In this study, the soil pathogen R. solanacearum had wide range adaptabilities in osmolytes and pH conditions. These adaptabilities can be rationalized as adaption of the bacterium to the variation in soil pH and osmolytes due to varying conditions of the season. Decarboxylase of the bacterium generates alkaline amines by the catabolism of amino acids, which help to counteract an acidic pH. On the other hand, a high pH can be counteracted by deaminases that generate acids21. The R. solanacearum showed effective deaminase activity while no decarboxylase activity.

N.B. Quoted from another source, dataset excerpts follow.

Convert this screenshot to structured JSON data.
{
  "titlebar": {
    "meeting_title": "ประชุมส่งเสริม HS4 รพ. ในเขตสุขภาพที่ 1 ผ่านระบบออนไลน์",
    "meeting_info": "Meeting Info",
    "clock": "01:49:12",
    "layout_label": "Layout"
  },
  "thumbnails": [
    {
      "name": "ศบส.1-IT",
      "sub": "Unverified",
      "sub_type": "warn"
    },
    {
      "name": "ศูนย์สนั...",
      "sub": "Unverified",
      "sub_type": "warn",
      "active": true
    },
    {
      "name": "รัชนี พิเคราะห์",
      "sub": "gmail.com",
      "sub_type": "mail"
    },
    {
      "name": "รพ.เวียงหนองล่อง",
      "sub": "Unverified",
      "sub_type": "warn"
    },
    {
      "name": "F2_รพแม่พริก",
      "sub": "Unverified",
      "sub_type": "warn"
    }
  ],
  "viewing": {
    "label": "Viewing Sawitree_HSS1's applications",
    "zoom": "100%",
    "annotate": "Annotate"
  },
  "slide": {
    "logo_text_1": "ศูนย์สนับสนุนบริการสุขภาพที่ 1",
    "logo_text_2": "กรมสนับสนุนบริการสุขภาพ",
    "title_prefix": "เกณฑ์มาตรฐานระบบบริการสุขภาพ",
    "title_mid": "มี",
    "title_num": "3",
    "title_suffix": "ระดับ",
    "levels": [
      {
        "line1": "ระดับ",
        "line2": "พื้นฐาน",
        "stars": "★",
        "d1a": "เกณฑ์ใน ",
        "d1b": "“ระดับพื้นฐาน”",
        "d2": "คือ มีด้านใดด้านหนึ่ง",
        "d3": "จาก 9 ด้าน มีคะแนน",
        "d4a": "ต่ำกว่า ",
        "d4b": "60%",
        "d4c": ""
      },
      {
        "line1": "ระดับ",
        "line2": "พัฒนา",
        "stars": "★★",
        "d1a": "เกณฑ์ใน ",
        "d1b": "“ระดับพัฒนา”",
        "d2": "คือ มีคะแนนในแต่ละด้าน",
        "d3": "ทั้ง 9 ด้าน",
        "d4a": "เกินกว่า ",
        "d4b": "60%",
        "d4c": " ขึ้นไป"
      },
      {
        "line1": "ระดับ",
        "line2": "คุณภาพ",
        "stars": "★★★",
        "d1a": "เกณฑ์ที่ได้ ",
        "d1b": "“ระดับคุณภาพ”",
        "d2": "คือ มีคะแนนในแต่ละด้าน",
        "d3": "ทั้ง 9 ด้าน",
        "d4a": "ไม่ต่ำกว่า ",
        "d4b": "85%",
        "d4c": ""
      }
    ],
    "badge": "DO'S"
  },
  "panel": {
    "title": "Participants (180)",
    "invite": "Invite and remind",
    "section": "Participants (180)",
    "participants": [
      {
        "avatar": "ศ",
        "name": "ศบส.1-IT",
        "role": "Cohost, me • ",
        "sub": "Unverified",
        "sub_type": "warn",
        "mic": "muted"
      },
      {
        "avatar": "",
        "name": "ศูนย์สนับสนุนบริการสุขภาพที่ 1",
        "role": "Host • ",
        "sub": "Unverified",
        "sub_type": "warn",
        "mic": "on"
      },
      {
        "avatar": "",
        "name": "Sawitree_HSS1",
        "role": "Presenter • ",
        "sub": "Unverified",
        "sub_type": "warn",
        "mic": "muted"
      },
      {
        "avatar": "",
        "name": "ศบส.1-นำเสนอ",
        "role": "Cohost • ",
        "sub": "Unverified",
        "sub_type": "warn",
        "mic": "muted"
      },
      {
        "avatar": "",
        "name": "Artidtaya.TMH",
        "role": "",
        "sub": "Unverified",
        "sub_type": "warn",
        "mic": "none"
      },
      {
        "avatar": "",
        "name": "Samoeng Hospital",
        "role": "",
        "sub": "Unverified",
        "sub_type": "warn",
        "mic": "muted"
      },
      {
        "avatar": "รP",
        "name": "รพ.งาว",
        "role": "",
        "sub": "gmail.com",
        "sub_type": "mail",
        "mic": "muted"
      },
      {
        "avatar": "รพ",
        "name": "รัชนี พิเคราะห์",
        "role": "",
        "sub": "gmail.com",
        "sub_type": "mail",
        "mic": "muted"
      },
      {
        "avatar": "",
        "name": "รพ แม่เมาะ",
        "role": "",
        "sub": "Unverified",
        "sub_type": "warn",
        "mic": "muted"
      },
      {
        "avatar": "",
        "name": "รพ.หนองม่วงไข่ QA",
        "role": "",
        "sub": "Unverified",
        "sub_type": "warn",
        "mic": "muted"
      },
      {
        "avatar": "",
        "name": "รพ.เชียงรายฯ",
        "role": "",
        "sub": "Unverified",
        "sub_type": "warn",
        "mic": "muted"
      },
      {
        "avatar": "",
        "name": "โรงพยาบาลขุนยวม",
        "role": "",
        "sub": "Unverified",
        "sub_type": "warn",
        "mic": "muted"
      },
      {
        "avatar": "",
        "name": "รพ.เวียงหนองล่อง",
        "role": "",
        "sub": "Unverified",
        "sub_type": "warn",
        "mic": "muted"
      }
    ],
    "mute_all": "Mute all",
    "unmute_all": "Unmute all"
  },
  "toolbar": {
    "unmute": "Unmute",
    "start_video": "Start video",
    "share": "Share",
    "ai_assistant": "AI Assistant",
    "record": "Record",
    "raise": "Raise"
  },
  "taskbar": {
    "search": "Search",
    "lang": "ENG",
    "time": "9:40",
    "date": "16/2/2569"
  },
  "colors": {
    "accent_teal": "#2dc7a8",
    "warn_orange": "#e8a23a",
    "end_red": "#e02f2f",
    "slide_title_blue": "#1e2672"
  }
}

Consequently, phenotypic characters for widerange adaptabilities of R. solanacearum increased understanding on the bacterium, especially in plant-microbe interaction and survivability of the bacterium in the soil of Solanaceae crops and would provide valuable profiles in develop practical ideas and methods for the disease control.
CONCLUSION
Four isolates of R. solanacearum exhibited similar phenotypic fingerprints in 192 different assays concerning osmolytes and pH environments. They had wide range adaptabilities in osmolytes with up to 4% sodium chloride, up to 20% ethylene glycol, up to 4% urea, up to 2% sodium lactate, up to 200 mM sodium phosphate (pH 7), up to 50 mM ammonium sulfate (pH 8), up to 100 mM sodium nitrate and up to 80 mM sodium nitrite. The bacterium did not grow at other osmolytes, including sodium chloride ranging from 5.5-10%, sodium formate ranging from 3-6%, urea ranging from 5-7%, sodium lactate ranging 7-12% and sodium benzoate (pH 5.2) ranging from 100-200 mM. They also exhibited active metabolism under pH values between 5 and 10, with an optimal pH value of around 6. The R. solanacearum showed active deaminase activity while no decarboxylase activity in the presence of various amino acids. Phenotypic characterizations of R. solanacearum increased understanding on the survivability of the bacterium in the environment.
ACKNOWLEDGMENT
This study was supported by National Natural Science Foundation of China (31360448, 31501679) and Guizhou Tobacco Company (201305, 201336, 201436). We also thank the anonymous reviewers for critical reviews of the manuscript.
SIGNIFICANCE STATEMENT
Tobacco bacterial wilt is difficult to control in the world. Various osmolytes and pH environments might influence the survival ability of the pathogen R. solanacearum. Various studies have shown the metabolic characterization of this bacterium. Unfortunately, such researches are not systemic and lots are still unclear. The present study provides dynamic data relating metabolic ability of R. solanacearum in 192 different osmolytes and pH environments. It helps to know the survival ability of the bacterium.